How does this difference play out? Pretty simply, actually. In Blood Ties you were given an environment and a set of murderous traps and abilities, and you could use those to set up whatever lethal Rube Goldberg machines you could dream up, with no limitations beyond your imagination. In Nightmare Princess, by contrast, you only pass levels and gain new traps and abilities if your sequence ticks off certain boxes — for example, one level requires that you include a kick as part of your combination, while another demands that you have an aerial hit or two.
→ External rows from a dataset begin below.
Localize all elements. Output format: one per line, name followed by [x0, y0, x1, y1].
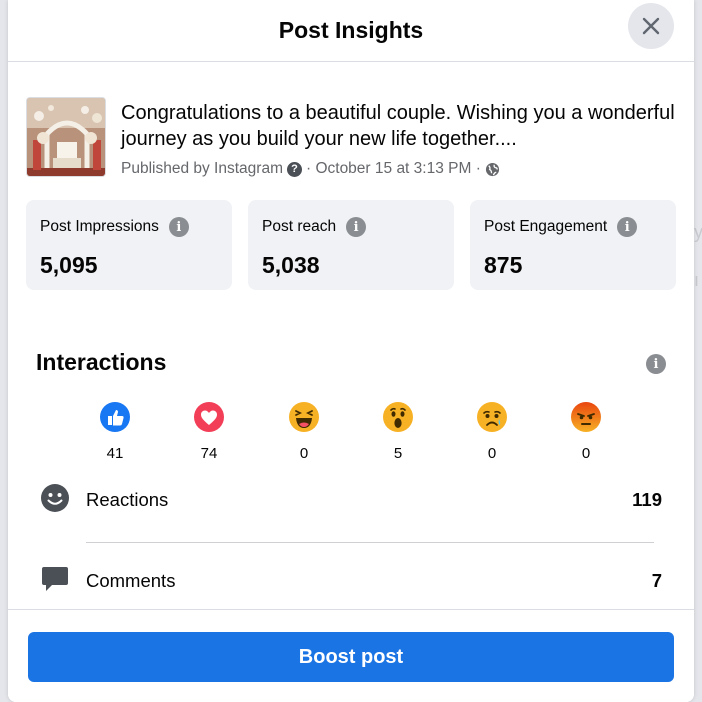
post-thumbnail[interactable]	[26, 97, 106, 177]
reaction-wow[interactable]: 5	[373, 401, 423, 462]
background-fragment: y	[694, 222, 702, 242]
metric-label: Reactions	[86, 489, 169, 510]
stat-value: 5,038	[262, 252, 320, 278]
stat-label-row: Post reach i	[262, 217, 367, 237]
info-icon[interactable]: i	[168, 217, 189, 237]
post-meta: Published by Instagram ? · October 15 at…	[121, 160, 500, 178]
question-icon[interactable]: ?	[286, 161, 302, 177]
info-icon[interactable]: i	[346, 217, 367, 237]
reaction-love[interactable]: 74	[184, 401, 234, 462]
metric-value: 119	[632, 489, 662, 510]
post-reach-card: Post reach i 5,038	[248, 200, 454, 290]
post-engagement-card: Post Engagement i 875	[470, 200, 676, 290]
love-icon	[194, 402, 224, 432]
close-button[interactable]	[628, 3, 674, 49]
smiley-icon	[41, 484, 69, 512]
post-insights-dialog: Post Insights Congratulations to a beaut…	[8, 0, 694, 702]
published-by-label: Published by Instagram	[121, 160, 283, 177]
wow-icon	[383, 402, 413, 432]
stat-label: Post reach	[262, 218, 337, 235]
stat-label: Post Engagement	[484, 218, 608, 235]
reaction-haha[interactable]: 0	[279, 401, 329, 462]
stat-label-row: Post Impressions i	[40, 217, 189, 237]
reaction-count: 5	[393, 445, 403, 462]
like-icon	[100, 402, 130, 432]
interactions-heading: Interactions	[36, 349, 167, 375]
comments-row[interactable]: Comments 7	[40, 560, 662, 600]
dialog-body[interactable]: Congratulations to a beautiful couple. W…	[8, 63, 694, 609]
stat-label: Post Impressions	[40, 218, 159, 235]
haha-icon	[289, 402, 319, 432]
reaction-count: 0	[299, 445, 309, 462]
post-date: · October 15 at 3:13 PM ·	[305, 160, 481, 177]
angry-icon	[571, 402, 601, 432]
reaction-like[interactable]: 41	[90, 401, 140, 462]
post-caption: Congratulations to a beautiful couple. W…	[121, 102, 675, 150]
stat-value: 875	[484, 252, 523, 278]
post-impressions-card: Post Impressions i 5,095	[26, 200, 232, 290]
reaction-count: 0	[581, 445, 591, 462]
close-icon	[642, 17, 660, 35]
boost-post-button[interactable]: Boost post	[28, 632, 674, 682]
info-icon[interactable]: i	[617, 217, 638, 237]
metric-value: 7	[651, 570, 662, 591]
reaction-count: 41	[106, 445, 124, 462]
wedding-photo-image	[27, 98, 105, 176]
stat-label-row: Post Engagement i	[484, 217, 638, 237]
reaction-angry[interactable]: 0	[561, 401, 611, 462]
dialog-footer: Boost post	[8, 609, 694, 702]
sad-icon	[477, 402, 507, 432]
stat-value: 5,095	[40, 252, 98, 278]
dialog-header: Post Insights	[8, 0, 694, 62]
background-fragment: ı	[694, 270, 700, 290]
metric-label: Comments	[86, 570, 176, 591]
divider	[86, 542, 654, 543]
post-summary[interactable]: Congratulations to a beautiful couple. W…	[26, 97, 676, 187]
reactions-row[interactable]: Reactions 119	[40, 479, 662, 519]
reaction-sad[interactable]: 0	[467, 401, 517, 462]
reaction-count: 0	[487, 445, 497, 462]
globe-icon	[485, 162, 499, 176]
info-icon[interactable]: i	[646, 354, 666, 374]
comment-icon	[42, 567, 68, 591]
dialog-title: Post Insights	[278, 17, 424, 43]
reaction-count: 74	[200, 445, 218, 462]
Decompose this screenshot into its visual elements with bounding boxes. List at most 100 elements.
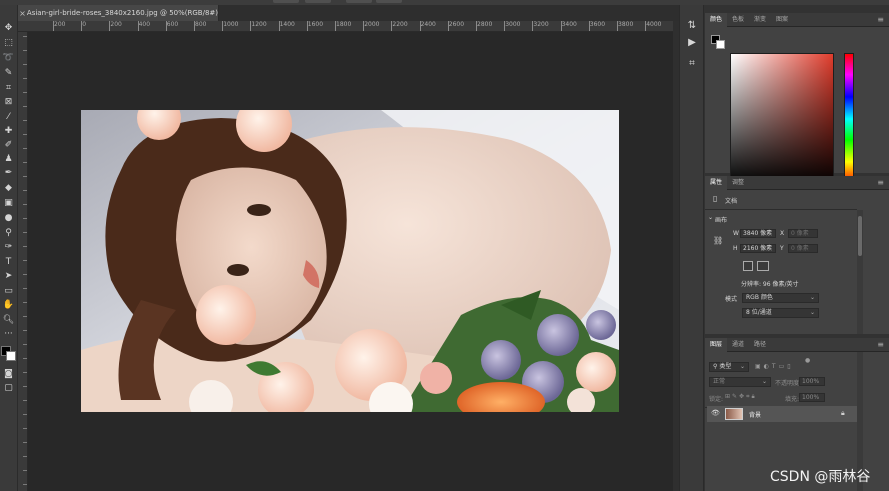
type-tool-icon[interactable]: T [1, 256, 16, 269]
tab-swatches[interactable]: 色板 [727, 13, 749, 27]
ruler-tick [532, 21, 534, 31]
tab-properties[interactable]: 属性 [705, 175, 728, 190]
path-select-tool-icon[interactable]: ➤ [1, 270, 16, 283]
hue-slider[interactable] [844, 53, 854, 185]
filter-toggle-icon[interactable]: ● [805, 357, 810, 364]
mode-select[interactable]: RGB 颜色 ⌄ [742, 293, 819, 303]
ruler-tick-label: 3400 [561, 21, 577, 28]
document-label: 文档 [725, 198, 738, 205]
tab-gradients[interactable]: 渐变 [749, 13, 771, 27]
mode-label: 模式 [725, 296, 738, 303]
ruler-tick-label: 3000 [505, 21, 521, 28]
ruler-tick [504, 21, 506, 31]
move-tool-icon[interactable]: ✥ [1, 22, 16, 35]
document-tab[interactable]: × Asian-girl-bride-roses_3840x2160.jpg @… [18, 5, 219, 21]
history-panel-icon[interactable]: ⇅ [685, 19, 699, 33]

I’ll admit, initially I wasn’t a big fan of the change. I loved the original game simply because it let me go on a crazy killing and maiming spree, and it put little to no limits on how I could go about doing that. Suddenly having requirements seemed like it would take away some of the fun. However, after playing the add-on for awhile, I went back to the original game and was reminded of more one and only problem with Blood Ties: it got a little repetitive after awhile. As fun as it could be to use a giant hammer to launch your opponent into a giant, cow-shaped furnace, there was a limit to how often you could do that before it got stale. By imposing mandatory components, the game adds a new level of complexity that wasn’t there originally.
Is it a big enough difference to make The Nightmare Princess worth picking up if you’ve already played Blood Ties? Probably not, unless you finished everything there was to do on the original game and you’re desperate to play even more (and I’ll be honest here — as much as I loved Blood Ties, I wasn’t exactly clamouring for more content). Those people who missed out on it first time around, however, are in for a treat — a bloody, murderous, thoroughly enjoyable treat.